Anyone who refuses to go to the ER who is intoxicated or impaired by any substance will have me calling PD, If i can not not talk to patient into going.

Intoxication is a medical condition and should be treated as such. On a side note, If PD arrives on scene before we do, and the person who is intoxicated doesn't want to go to the hospital and is capable of ambulating they will tell them to get up and keep moving, most of our regular drunks know this and when they see us get up and walk away when we approach them.

I'm certainly not chasing them down, but I will write up paperwork to document what happened and move on with my tour!

My apologies if our signals got crossed. I may have been projecting several situations which have recently happened to me onto your statement, although I still stand by mine. I think the issue is really how to define intoxication and who decides if the patient goes to the hospital. At the risk of hijacking, I'll stop there, although cops giving pts the choice between the hospital or jail is probably not good pt care.

Posted
My poor grammar may have lead you to believe that what I stated was only for underage drinkers but it is for everyone.

I also misunderstood you but it was probably more than half because that IS how my service works. If you are under the legal drinking age and you even admit to (not even show signs of) drinking, that patient will be coerced into going to the hospital. This applies mostly at the large concerts but it does rear it's head in the street sometimes as well. Its an awful policy in my opinion which is not rooted in the patient's best interests at all.

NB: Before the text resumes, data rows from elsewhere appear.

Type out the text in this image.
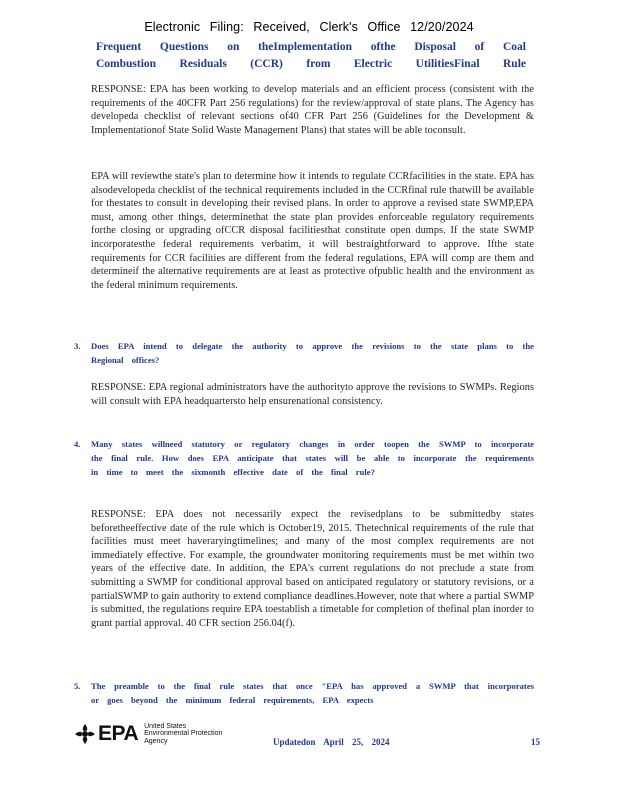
Electronic Filing: Received, Clerk's Office 12/20/2024
Frequent Questions on theImplementation ofthe Disposal of Coal
Combustion Residuals (CCR) from Electric UtilitiesFinal Rule
RESPONSE: EPA has been working to develop materials and an efficient process (consistent with the requirements of the 40CFR Part 256 regulations) for the review/approval of state plans. The Agency has developeda checklist of relevant sections of40 CFR Part 256 (Guidelines for the Development & Implementationof State Solid Waste Management Plans) that states will be able toconsult.
EPA will reviewthe state's plan to determine how it intends to regulate CCRfacilities in the state. EPA has alsodevelopeda checklist of the technical requirements included in the CCRfinal rule thatwill be available for thestates to consult in developing their revised plans. In order to approve a revised state SWMP,EPA must, among other things, determinethat the state plan provides enforceable regulatory requirements forthe closing or upgrading ofCCR disposal facilitiesthat constitute open dumps. If the state SWMP incorporatesthe federal requirements verbatim, it will bestraightforward to approve. Ifthe state requirements for CCR facilities are different from the federal regulations, EPA will comp are them and determineif the alternative requirements are at least as protective ofpublic health and the environment as the federal minimum requirements.
3. Does EPA intend to delegate the authority to approve the revisions to the state plans to the Regional offices?
RESPONSE: EPA regional administrators have the authorityto approve the revisions to SWMPs. Regions will consult with EPA headquartersto help ensurenational consistency.
4. Many states willneed statutory or regulatory changes in order toopen the SWMP to incorporate the final rule. How does EPA anticipate that states will be able to incorporate the requirements in time to meet the sixmonth effective date of the final rule?
RESPONSE: EPA does not necessarily expect the revisedplans to be submittedby states beforetheeffective date of the rule which is October19, 2015. Thetechnical requirements of the rule that facilities must meet haveraryingtimelines; and many of the most complex requirements are not immediately effective. For example, the groundwater monitoring requirements must be met within two years of the effective date. In addition, the EPA's current regulations do not preclude a state from submitting a SWMP for conditional approval based on anticipated regulatory or statutory revisions, or a partialSWMP to gain authority to extend compliance deadlines.However, note that where a partial SWMP is submitted, the regulations require EPA toestablish a timetable for completion of thefinal plan inorder to grant partial approval. 40 CFR section 256.04(f).
5. The preamble to the final rule states that once "EPA has approved a SWMP that incorporates or goes beyond the minimum federal requirements, EPA expects
EPA United States
Environmental Protection
Agency	Updatedon April 25, 2024	15
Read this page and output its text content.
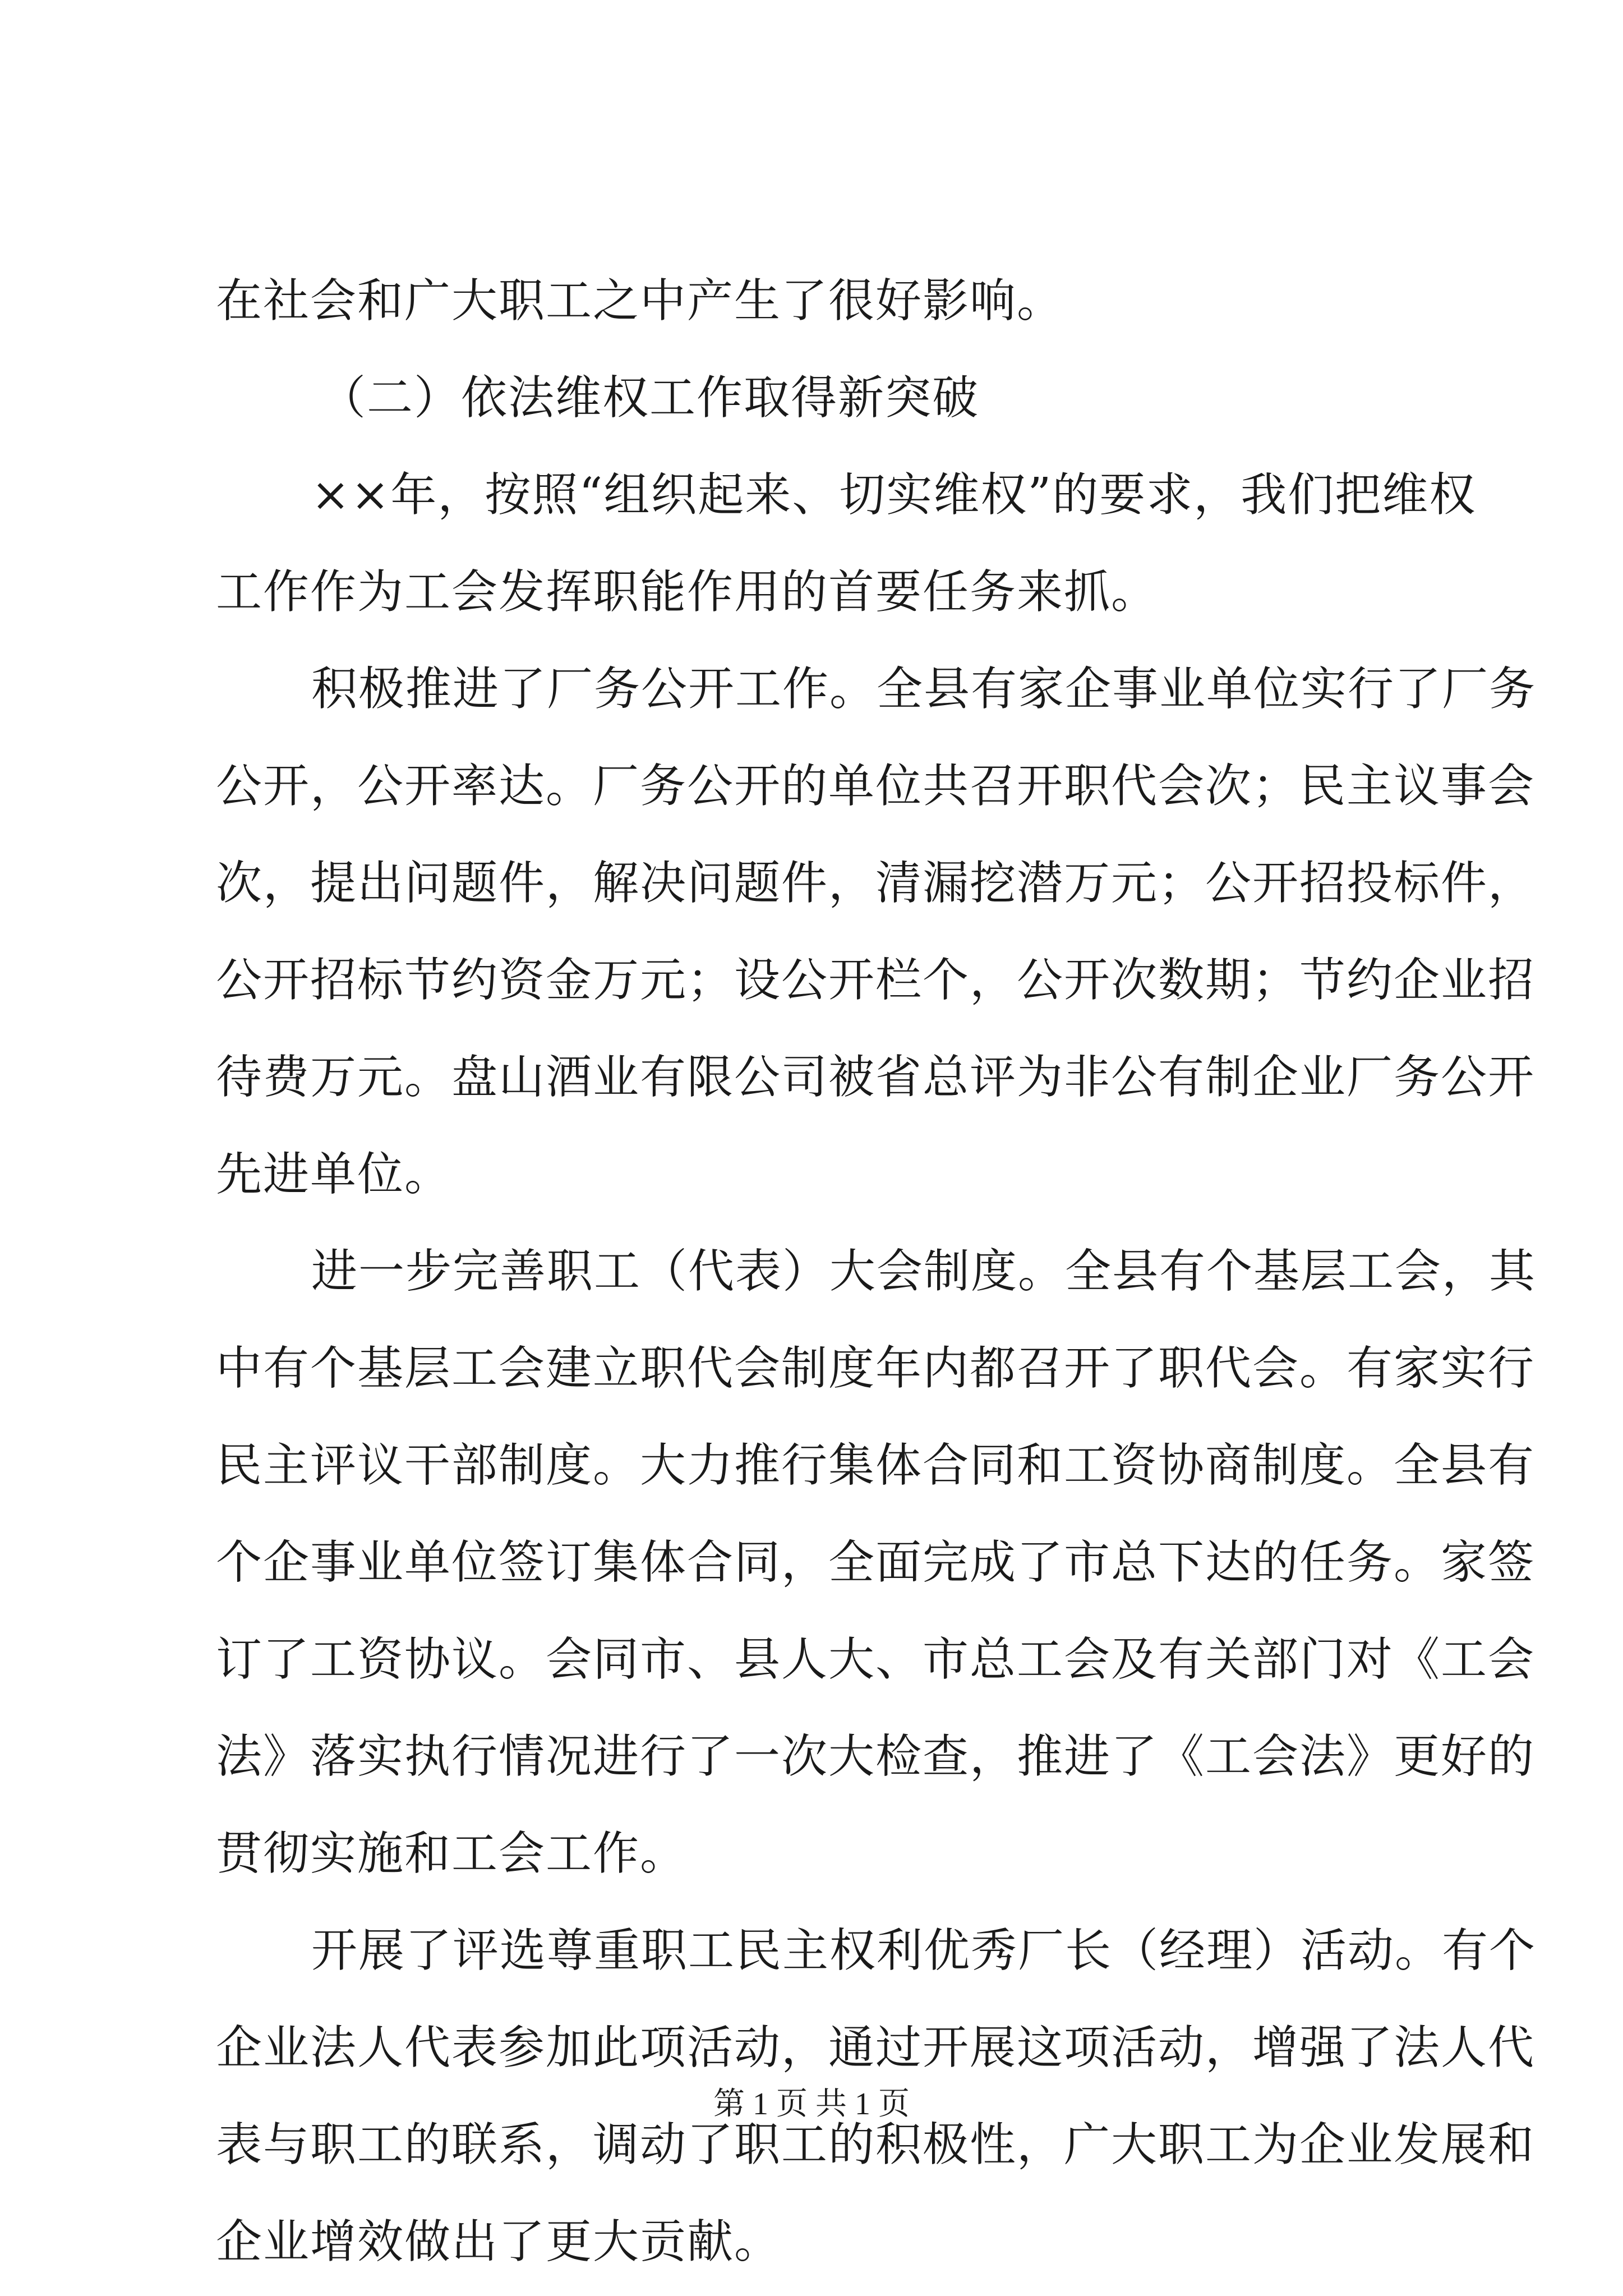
在社会和广大职工之中产生了很好影响。
（二）依法维权工作取得新突破
××年，按照“组织起来、切实维权”的要求，我们把维权
工作作为工会发挥职能作用的首要任务来抓。
积极推进了厂务公开工作。全县有家企事业单位实行了厂务
公开，公开率达。厂务公开的单位共召开职代会次；民主议事会
次，提出问题件，解决问题件，清漏挖潜万元；公开招投标件，
公开招标节约资金万元；设公开栏个，公开次数期；节约企业招
待费万元。盘山酒业有限公司被省总评为非公有制企业厂务公开
先进单位。
进一步完善职工（代表）大会制度。全县有个基层工会，其
中有个基层工会建立职代会制度年内都召开了职代会。有家实行
民主评议干部制度。大力推行集体合同和工资协商制度。全县有
个企事业单位签订集体合同，全面完成了市总下达的任务。家签
订了工资协议。会同市、县人大、市总工会及有关部门对《工会
法》落实执行情况进行了一次大检查，推进了《工会法》更好的
贯彻实施和工会工作。
开展了评选尊重职工民主权利优秀厂长（经理）活动。有个
企业法人代表参加此项活动，通过开展这项活动，增强了法人代
表与职工的联系，调动了职工的积极性，广大职工为企业发展和
企业增效做出了更大贡献。
第 1 页 共 1 页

however the national guidance i nthe Uk says that events have to minimise impact on regualr health services ...

There is also a difference here in that I work for a private service that has a contract with this concert venue. There is no "impact" on the regular 911 service in the city because these are extra shifts/crews/ambulances specifically assigned to the facility. The number of trucks on the road to answer emergencies does not change. Usually. That doesn't mean that these patients should be transported, imho, though.

Posted

Our policy is to transport. We don't give an intoxicated person the opportunity to say no. If we are called they go! Once we didn't transport an intoxicated person and we wound up back there in an hour, picking up a person who had a head injury due to getting up from the floor, falling back to the floor striking a table and knocking himself out... We then had to transport him by copter to the nearest trauma center only to have him start seizing before the copter arrived. We also had him vomit blood in the ambulance and all over us! We now transport any one who is intoxicated to the hospital... they then become the hospitals responsiblity.

Posted
I don't disagree, that is why I am looking for opinions on the subject. So let me ask you this, would you transport these students ALS or BLS? On a medic/EMT-B truck, would you put the medic in back or the EMT?

I don't get it. If you put the EMT in back, who is going to drive the ambulance? :?